9 Example continued One answer: legal protection. Glaxo Wellcome holds a number of patents that protect its best-seller drug ZANTAC. But the legal protection enjoyed by Glaxo Wellcome is ending. 1996: Novopharm produces a generic Zantac + later other companies. And there were several close substitutes in the same market: Tagamet produced by SmithKline. Doctors: Branded Zantac and generic Zantac have the same effect.

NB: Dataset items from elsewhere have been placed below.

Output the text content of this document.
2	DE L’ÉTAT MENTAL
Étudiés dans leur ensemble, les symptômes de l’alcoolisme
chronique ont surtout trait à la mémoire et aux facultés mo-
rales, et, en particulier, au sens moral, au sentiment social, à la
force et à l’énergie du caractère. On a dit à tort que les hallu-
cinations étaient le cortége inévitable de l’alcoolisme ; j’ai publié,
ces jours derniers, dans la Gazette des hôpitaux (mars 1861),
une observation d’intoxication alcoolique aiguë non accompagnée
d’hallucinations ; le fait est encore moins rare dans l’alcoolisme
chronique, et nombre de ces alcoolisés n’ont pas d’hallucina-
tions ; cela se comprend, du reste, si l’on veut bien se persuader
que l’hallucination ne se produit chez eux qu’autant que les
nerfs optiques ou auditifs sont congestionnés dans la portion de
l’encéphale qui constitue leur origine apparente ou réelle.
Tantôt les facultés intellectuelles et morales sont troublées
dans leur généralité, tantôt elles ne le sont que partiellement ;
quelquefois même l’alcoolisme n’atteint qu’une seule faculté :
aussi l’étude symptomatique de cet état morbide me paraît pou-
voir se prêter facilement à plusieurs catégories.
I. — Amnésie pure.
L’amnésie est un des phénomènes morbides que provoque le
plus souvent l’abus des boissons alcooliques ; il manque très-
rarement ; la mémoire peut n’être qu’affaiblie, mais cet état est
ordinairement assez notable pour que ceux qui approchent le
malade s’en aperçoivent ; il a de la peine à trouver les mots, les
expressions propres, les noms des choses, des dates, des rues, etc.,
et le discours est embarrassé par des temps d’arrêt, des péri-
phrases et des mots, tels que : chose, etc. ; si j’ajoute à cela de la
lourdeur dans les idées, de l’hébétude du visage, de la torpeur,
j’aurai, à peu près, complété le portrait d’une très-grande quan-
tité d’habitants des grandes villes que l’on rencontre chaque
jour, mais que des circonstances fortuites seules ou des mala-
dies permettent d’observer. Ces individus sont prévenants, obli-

10 Example continued The price of Zantac is much higher than generic Zantac. 30 tablet box of Zantac, $90; 250 tablet box of generic Zantac, $95. Question: Without much legal protection, how can Zantac be sold at a such high price? Answer: Glaxo-Wellcome spend hundreds of millions of dollars in advertising. Zantac enjoys brand loyalty from consumers and doctors.

11 What is IO about: An Example
Key: The inner quality of the product doesn’t matter so much; what matters is consumers’ perception of the product. Advertising can influence consumers’ perception, thus establishing brand loyalty.

12 A little bit of history : how Zantac came into being
Back to late 70s: Glaxo and Wellcome are two independent companies. And the dominant firm in the market is SmithKline, with Tagamet as the most popular drug in the field. Glaxo is strong in respiratory and gastrointestinal medications while Wellcome is strong in antiviral remedies. Their strengths are complementary. Glaxo and Wellcome merged to form Glaxo Wellcome. The merger creates synergies. And Zantac is one of its fruits. Combining with effective advertising, Zantac become the most popular drug for ulcer and heartburn.

13 Summary of The Example Glaxo Wellcome enjoys a significant degree of market power. Glaxo Wellcome gained market power through a clever merger and an aggressive marketing strategy. For a time, Zantac’s position was protected by patent rights. This is no longer the case; now differentiating the product from generic products becomes the priority.

14 Central Questions in IO (I)
Is there Market Power? Definition: Market power is the ability to set prices above marginal cost. For some markets, yes. For some markets, no.